Gay Couple Files Complaint Against Denomination with Pastor’s Approval
Daniel James Devine Religious persecution, missions, Christianity around the world
- 2014 Nov 17
Two homosexuals who attend a United Methodist Church (UMC) in Winston-Salem, N.C., have lodged a complaint with Methodist officials against their pastor for not marrying them. Although same-sex marriage became legal in North Carolina last month, the UMC, like most Christian denominations, does not permit clergy to perform same-sex weddings or ceremonies.
Green Street United Methodist Church announced the complaint against its senior pastor, Kelly Carpenter, during a press conference Nov. 12. The couple, Kenny Barner and Scott Chappell, say that by refusing to marry them, Carpenter is violating the UMC Book of Discipline’s requirement for pastors to “perform the work of the ministry” and refrain from “gender discrimination.”
The couple’s Oct. 30 complaint stated they had been “victimized by Reverend Carpenter’s adherence to United Methodist Church rules,” and that the denial of a church-ordained marriage had caused “great spiritual harm to us both.”
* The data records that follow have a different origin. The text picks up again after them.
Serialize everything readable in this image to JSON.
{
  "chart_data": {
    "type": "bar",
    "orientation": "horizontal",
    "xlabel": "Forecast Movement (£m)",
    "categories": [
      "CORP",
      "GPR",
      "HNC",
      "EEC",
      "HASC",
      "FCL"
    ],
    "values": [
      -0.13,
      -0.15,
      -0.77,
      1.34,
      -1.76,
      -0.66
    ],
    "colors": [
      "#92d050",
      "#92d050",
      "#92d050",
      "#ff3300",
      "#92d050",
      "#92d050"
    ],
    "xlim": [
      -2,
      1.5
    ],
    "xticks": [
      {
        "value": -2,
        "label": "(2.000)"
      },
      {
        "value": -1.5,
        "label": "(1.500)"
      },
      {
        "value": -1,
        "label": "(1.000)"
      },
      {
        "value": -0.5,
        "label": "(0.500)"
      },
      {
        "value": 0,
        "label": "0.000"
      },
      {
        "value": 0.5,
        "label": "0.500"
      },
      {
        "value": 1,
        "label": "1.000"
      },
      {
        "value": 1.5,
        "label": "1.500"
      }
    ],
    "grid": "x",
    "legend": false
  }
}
The move appears to be a coordinated effort by the couple and the pastor to challenge UMC rules. Barner and Chappell are active members of Green Street Church, and Chappell is listed on the church’s website as executive director of one of the church’s social service ministries. Barner is chair of the church’s leadership council, according to United Methodist News Service. The church openly advertises its inclusion of “LGBTQ” members and has, since 2009, been part of the Reconciling Ministries Network, a group of activist UMC churches seeking to change church policy toward marriage and ordination of gays.
Carpenter himself supports same-sex marriage. He told United Methodist News Service the complaint was “right on the money” and that he would have co-signed it if he could. UMC rules prevent him from conducting a gay marriage without the risk of discipline. In protest of church policy, Carpenter promised in March 2013 to refrain from performing a heterosexual marriage at the church until the UMC changes its position.
“The national opinion and political culture is rapidly changing on the issue of gay marriage,” Carpenter wrote at the time. “Our United Methodist denomination has failed to lead the way in this struggle for equality, and will once again have to catch up to the culture.”
Green Street Church has a Sunday attendance of around 190 people. It did not immediately return a request for comment.
The complaint, under review by the church’s regional conference, could exacerbate the contentious issue of same-sex marriage within the denomination. The UMC defrocked Pennsylvania Pastor Frank Schaefer last year for performing a same-sex ceremony, but reinstated him last month on a technicality.
Last week, the UMC’s Council of Bishops released a statement recognizing “the divisions that exist” between the church and some bishops regarding “human sexuality.”
Larry Goodpaster, the bishop of the Western North Carolina Conference, said in a statement that he had received the complaint and would review it according to the UMC’s Book of Discipline. “This is now a personnel matter and will be done in confidentiality,” he said. Under church rules, Goodpaster could dismiss the complaint or refer it to a church legal official for further consideration.
“The practice of homosexuality is incompatible with Christian teaching,” states the UMC’s 2012 Book of Discipline. “Therefore, self-avowed practicing homosexuals are not to be certified as candidates, ordained as ministers, or appointed to serve in The United Methodist Church.”
The Book of Discipline adds: “Ceremonies that celebrate homosexual unions shall not be conducted by our ministers and shall not be conducted in our churches.” The UMC could only change its stance on homosexuality through its General Conference, which next meets in Portland, Oregon, in 2016.
North Carolina officials began handing out same-sex marriage licenses last month after a federal judge overturned the state’s law defining marriage as between one man and one woman. Several magistrates—court-appointed officials authorized to perform marriages and various civil and criminal duties—have stepped down from their posts since then, citing a conflict between same-sex unions and their faith.